Vorrangiger Regelungszweck des § 31 Abs. 2 zweiter Satz GBDO ist es daher, der Gemeinde auch außerhalb der Durchführung eines Disziplinarverfahrens ein Mittel zur Hintanhaltung unzulässiger (allenfalls nur erwerbsmäßiger) Nebenbeschäftigungen zur Verfügung zu stellen. Ausgehend von diesem vorrangigen Regelungszweck der in Rede stehenden Gesetzesbestimmung erschiene aber - soweit dies im Beschwerdefall von Interesse ist - ein Auslegungsergebnis inkonsequent, wonach diese Handhabe der Gemeinde gerade dann nicht zur Verfügung stehen sollte, wenn ein Beamter die unzulässige erwerbsmäßige Nebenbeschäftigung unter Verletzung der Anzeigepflicht des ersten Satzes des § 31 Abs. 2 GBDO bereits aufgenommen hat. Da - wie oben dargelegt - die nicht umgehende Erlassung eines Untersagungsbescheides in Ansehung einer ursprünglich gemeldeten erwerbsmäßigen Nebenbeschäftigung keine Genehmigungsfiktion bzw. auch keine Unzulässigkeit der späteren Erlassung eines solchen Bescheides nach sich zieht, steht auch der Eintritt von Änderungen in der Art der Ausübung einer solchen Nebenbeschäftigung (und zwar unabhängig davon, ob sie anzeigepflichtig sind und ob sie tatsächlich angezeigt wurden) ihrer Untersagung in der gegenüber der ursprünglichen Anmeldung modifizierten Form nicht entgegen.

Indem die belangte Behörde in Verkennung dieser Rechtslage der beschwerdeführenden Stadtgemeinde eine gegenteilige Rechtsansicht überband, belastete sie den angefochtenen Bescheid mit inhaltlicher Rechtswidrigkeit, sodass er schon aus diesem Grunde gemäß § 42 Abs. 2 Z. 1 VwGG aufzuheben war.

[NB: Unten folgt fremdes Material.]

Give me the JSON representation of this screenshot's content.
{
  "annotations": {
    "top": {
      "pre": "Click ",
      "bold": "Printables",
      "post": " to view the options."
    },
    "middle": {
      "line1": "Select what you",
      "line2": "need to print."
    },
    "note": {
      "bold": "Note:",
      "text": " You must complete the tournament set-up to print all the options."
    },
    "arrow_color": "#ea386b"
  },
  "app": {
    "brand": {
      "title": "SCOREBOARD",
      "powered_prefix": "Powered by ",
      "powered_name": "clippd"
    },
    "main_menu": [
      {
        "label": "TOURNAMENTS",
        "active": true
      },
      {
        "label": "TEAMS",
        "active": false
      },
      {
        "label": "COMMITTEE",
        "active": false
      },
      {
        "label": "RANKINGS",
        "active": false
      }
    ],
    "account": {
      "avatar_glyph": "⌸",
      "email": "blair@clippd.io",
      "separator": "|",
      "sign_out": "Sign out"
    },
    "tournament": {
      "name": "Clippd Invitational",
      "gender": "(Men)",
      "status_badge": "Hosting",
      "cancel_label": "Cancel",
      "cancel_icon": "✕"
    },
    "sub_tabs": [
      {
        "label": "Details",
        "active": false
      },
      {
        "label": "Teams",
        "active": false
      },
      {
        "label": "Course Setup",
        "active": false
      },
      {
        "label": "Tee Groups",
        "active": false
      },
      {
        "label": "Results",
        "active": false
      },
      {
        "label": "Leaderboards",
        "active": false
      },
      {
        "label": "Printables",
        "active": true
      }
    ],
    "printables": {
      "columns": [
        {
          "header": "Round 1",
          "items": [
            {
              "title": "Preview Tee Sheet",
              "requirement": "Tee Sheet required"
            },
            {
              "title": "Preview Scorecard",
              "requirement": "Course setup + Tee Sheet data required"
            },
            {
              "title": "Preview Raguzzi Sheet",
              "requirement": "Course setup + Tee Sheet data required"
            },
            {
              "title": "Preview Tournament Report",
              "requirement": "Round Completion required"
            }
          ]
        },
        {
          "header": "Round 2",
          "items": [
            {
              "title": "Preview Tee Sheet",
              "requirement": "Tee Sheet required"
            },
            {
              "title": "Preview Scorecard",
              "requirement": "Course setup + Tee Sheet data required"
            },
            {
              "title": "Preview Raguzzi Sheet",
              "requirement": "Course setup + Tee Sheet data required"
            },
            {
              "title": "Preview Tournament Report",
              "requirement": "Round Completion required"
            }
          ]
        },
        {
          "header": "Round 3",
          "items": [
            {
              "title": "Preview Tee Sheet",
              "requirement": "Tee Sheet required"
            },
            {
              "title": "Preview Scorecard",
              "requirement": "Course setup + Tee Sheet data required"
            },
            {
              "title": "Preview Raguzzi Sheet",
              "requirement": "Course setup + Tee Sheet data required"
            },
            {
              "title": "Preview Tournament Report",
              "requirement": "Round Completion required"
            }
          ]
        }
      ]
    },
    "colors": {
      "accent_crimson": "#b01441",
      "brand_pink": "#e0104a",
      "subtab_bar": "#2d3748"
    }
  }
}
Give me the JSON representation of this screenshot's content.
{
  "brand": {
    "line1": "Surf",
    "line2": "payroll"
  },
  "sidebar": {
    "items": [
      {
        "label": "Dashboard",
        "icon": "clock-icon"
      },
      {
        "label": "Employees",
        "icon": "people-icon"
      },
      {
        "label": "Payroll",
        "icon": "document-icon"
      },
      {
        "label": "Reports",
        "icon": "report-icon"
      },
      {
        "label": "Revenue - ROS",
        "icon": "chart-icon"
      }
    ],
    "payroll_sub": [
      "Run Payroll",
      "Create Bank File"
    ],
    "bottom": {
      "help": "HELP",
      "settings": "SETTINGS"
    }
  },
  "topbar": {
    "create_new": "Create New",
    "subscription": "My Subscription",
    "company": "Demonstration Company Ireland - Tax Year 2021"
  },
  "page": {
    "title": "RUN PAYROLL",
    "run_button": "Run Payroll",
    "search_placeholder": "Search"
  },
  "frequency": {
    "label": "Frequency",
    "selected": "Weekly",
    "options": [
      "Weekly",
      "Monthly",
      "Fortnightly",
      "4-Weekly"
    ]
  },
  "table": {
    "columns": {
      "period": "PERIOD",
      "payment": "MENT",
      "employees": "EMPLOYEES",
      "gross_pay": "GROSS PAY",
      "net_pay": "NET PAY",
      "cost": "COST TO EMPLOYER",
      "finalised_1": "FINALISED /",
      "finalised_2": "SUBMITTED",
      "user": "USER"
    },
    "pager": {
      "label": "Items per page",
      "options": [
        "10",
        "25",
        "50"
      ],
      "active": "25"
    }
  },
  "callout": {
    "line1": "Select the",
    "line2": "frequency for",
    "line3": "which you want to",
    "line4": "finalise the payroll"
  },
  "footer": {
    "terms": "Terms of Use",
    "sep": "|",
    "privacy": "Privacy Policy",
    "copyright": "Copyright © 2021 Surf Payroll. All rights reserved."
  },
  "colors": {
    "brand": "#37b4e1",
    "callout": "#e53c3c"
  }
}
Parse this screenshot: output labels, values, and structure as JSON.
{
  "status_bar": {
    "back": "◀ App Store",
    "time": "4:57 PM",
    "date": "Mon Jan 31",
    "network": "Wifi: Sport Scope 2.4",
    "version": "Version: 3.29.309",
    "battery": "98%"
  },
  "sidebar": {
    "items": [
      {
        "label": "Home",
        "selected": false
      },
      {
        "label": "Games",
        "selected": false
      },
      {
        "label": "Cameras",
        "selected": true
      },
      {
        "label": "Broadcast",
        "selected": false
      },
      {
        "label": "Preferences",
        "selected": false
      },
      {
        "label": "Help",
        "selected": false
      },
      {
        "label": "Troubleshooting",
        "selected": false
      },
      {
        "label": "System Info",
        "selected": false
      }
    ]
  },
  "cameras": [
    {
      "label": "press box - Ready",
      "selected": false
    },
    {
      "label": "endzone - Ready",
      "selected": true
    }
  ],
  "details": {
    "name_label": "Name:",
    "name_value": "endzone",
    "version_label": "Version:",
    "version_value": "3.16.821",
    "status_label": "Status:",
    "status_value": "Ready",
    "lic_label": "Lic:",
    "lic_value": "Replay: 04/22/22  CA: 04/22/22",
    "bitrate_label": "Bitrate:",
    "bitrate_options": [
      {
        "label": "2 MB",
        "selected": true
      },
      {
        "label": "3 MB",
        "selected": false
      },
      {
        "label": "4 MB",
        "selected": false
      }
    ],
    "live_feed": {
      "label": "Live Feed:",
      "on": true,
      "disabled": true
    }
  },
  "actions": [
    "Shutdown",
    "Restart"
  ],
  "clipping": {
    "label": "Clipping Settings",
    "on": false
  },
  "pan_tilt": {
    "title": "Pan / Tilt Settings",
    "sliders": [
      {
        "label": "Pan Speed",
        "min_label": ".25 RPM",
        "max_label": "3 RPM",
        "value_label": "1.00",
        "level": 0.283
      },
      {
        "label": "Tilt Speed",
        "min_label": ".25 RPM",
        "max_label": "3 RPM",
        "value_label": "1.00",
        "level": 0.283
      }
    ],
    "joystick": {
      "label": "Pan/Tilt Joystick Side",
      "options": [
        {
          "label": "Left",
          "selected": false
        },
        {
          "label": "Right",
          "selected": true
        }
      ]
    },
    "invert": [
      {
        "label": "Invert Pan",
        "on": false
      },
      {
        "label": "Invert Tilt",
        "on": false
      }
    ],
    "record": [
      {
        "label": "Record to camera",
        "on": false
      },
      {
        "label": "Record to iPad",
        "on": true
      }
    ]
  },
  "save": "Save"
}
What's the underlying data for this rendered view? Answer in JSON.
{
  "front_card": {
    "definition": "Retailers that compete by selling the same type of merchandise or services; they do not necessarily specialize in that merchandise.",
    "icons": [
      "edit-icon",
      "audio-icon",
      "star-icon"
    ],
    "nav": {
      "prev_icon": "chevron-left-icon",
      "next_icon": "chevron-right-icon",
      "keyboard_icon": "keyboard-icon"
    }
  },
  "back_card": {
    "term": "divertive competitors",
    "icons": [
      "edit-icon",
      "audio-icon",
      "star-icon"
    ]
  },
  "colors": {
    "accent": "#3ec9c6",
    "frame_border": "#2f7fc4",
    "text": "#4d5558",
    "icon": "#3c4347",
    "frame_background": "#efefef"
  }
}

Für das fortgesetzte Verfahren ist darüber hinaus auszuführen, dass die von der belangten Behörde eingangs der rechtlichen Beurteilung ihres Bescheides geübte Kritik an der Begründung des Berufungsbescheides der beschwerdeführenden Stadtgemeinde für sich genommen ebenso wenig eine Aufhebung des mit Vorstellung angefochtenen Berufungsbescheides tragen könnte. Ein Begründungsmangel des Berufungsbescheides könnte nämlich nur dann zu einer Rechtsverletzung des Mitbeteiligten als Vorstellungswerber geführt haben, wenn ihm Relevanz zugekommen wäre, also wenn hiedurch die Vorstellungsbehörde an der Überprüfung des Berufungsbescheides oder der Vorstellungswerber an der Verfolgung seiner Rechte vor der Vorstellungsbehörde gehindert gewesen wäre.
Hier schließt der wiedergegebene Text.